How the Host Fights Back
Host cells aren’t entirely defenseless against this hijacking. Proteins called septins, part of the cell’s own structural skeleton, can recognize Shigella and trap individual bacteria in cage-like structures that block actin tail formation. Septins detect the curved bacterial surface using a specialized sensing domain and assemble as filaments directly on the bacterium. Another group of host defense proteins called GBPs can similarly prevent actin tail assembly. These defenses don’t always succeed, but they represent the cell’s attempt to stop lateral spread before it starts.
Temperature as an On Switch
Shigella only activates its spreading machinery under the right conditions. The genes controlling motility and invasion, including the gene encoding IcsA, are temperature-regulated. Bacteria grown at human body temperature (37°C) are fully invasive. At 30°C, they produce none of the required virulence proteins and cannot invade cells at all. At 33°C, invasion is only partial, and by 35°C, bacteria are as invasive as at 37°C. This built-in thermostat ensures Shigella conserves energy until it reaches the warm environment of the human gut, where spreading from cell to cell causes the mucosal ulceration, inflammation, and bleeding characteristic of shigellosis.

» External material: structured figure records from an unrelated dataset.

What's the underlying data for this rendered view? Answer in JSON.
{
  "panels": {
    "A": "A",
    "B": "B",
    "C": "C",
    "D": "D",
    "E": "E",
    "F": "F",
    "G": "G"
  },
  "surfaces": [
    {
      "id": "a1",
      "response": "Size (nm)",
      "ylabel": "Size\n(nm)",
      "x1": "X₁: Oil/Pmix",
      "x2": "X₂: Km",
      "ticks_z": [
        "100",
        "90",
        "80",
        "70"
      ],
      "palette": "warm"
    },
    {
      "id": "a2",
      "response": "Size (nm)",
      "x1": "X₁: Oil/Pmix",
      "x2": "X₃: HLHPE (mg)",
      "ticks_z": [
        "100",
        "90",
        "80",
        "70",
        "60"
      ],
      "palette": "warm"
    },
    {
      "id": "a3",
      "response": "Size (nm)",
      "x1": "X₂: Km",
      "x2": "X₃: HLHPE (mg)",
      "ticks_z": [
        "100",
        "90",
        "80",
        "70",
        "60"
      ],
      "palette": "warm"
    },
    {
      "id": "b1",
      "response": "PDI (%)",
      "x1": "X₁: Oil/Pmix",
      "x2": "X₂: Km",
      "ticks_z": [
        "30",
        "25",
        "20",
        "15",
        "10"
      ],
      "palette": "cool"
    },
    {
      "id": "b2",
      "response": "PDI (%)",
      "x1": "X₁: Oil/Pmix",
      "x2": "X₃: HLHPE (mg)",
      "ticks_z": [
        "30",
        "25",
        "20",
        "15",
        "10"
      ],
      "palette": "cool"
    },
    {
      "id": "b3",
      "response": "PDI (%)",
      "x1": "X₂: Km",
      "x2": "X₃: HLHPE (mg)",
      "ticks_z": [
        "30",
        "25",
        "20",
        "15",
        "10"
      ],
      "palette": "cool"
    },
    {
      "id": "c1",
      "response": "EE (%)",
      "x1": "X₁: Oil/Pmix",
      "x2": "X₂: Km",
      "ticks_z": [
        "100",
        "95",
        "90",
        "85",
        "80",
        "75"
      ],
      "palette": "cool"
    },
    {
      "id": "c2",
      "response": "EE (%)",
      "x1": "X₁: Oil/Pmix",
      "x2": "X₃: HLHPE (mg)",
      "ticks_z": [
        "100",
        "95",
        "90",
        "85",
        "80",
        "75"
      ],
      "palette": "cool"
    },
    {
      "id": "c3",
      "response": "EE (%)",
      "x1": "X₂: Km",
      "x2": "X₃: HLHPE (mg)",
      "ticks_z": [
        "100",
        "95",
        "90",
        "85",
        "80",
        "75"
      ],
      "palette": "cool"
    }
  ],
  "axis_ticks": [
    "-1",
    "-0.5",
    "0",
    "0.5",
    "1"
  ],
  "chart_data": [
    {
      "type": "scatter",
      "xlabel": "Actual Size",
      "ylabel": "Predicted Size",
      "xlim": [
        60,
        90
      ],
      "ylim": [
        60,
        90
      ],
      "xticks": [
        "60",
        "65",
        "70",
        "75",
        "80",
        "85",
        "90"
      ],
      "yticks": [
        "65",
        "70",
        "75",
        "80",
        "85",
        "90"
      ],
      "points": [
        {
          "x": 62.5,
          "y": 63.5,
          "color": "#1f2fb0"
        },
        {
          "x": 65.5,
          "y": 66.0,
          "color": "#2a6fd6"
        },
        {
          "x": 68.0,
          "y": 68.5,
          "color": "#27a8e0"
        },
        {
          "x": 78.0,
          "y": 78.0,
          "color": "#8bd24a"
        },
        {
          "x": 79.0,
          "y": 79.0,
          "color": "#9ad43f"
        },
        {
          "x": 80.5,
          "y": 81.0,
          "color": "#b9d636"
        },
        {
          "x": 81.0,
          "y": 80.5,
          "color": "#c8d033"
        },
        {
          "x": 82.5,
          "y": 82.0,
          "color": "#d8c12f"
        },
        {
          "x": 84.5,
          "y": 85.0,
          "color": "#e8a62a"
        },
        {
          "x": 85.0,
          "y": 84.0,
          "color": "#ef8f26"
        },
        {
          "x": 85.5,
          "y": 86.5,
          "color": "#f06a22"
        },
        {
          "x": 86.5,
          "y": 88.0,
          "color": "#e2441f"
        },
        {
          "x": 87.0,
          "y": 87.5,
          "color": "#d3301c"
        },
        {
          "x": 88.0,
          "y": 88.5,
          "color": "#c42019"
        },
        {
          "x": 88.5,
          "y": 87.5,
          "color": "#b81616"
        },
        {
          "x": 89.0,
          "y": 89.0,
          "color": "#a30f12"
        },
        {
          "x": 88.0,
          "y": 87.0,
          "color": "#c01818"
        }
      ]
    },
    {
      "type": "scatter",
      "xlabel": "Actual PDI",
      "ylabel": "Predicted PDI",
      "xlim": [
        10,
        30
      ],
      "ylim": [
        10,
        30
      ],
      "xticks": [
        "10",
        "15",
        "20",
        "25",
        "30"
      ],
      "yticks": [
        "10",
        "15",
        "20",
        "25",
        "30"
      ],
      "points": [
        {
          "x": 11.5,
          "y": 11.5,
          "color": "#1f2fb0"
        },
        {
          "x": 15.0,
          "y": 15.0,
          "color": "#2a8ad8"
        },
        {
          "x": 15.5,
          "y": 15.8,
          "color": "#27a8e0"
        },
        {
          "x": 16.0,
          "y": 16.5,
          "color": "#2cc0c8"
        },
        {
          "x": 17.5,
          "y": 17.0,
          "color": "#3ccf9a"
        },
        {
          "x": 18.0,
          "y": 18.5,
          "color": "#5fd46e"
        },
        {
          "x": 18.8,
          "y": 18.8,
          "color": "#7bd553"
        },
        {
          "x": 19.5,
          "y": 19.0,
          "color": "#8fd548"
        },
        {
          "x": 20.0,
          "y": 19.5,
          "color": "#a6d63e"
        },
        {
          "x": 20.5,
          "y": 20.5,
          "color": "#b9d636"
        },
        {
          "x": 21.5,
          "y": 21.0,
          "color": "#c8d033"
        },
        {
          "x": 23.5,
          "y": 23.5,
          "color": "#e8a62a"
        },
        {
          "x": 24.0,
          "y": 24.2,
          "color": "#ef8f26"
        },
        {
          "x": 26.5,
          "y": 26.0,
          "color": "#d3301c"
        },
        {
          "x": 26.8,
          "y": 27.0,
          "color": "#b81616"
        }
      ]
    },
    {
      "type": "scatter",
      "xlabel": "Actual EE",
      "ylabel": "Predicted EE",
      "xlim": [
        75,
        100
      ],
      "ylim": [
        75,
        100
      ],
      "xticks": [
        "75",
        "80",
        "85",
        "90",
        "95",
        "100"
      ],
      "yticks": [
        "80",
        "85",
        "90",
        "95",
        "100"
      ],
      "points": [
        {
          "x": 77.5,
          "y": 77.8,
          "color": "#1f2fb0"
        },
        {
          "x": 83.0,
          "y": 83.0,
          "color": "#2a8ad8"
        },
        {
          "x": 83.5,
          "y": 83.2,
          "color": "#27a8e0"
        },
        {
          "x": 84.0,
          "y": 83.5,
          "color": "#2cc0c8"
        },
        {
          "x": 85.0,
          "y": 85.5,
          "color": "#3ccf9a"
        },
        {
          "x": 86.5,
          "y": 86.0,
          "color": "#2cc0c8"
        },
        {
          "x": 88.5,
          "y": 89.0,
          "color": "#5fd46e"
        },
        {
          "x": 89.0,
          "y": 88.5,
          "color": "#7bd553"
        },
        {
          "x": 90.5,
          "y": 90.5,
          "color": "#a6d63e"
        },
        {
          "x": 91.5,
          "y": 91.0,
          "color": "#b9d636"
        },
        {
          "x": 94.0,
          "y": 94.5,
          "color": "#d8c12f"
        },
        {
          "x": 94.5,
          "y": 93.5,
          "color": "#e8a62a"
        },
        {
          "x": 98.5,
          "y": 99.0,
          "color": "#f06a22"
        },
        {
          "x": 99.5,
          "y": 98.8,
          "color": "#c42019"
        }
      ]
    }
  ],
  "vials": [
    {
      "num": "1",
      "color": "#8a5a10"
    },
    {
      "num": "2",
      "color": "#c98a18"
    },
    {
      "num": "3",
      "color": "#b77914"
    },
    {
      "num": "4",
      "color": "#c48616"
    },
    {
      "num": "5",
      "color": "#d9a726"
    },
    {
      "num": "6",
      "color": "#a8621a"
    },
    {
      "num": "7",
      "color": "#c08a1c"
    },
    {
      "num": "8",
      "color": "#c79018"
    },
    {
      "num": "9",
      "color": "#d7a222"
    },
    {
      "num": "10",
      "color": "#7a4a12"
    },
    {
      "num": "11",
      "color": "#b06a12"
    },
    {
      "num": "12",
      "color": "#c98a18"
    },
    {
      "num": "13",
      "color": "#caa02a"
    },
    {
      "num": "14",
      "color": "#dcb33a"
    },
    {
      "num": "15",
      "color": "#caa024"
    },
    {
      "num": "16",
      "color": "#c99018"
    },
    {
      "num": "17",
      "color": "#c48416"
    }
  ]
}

How Shigella Compares to Listeria
Shigella and Listeria monocytogenes both use actin-based motility to spread between cells, but they evolved the strategy independently and rely on different surface proteins. Listeria uses a protein called ActA, which directly mimics host signaling proteins to recruit actin-building machinery. Shigella’s IcsA takes a more indirect route, binding and activating N-WASP as an intermediary step before engaging the Arp2/3 complex. Despite these biochemical differences, the resulting actin tails are structurally identical, with matching filament dynamics. The two pathogens converged on the same physical solution through different molecular paths, a striking example of evolutionary convergence in bacterial virulence.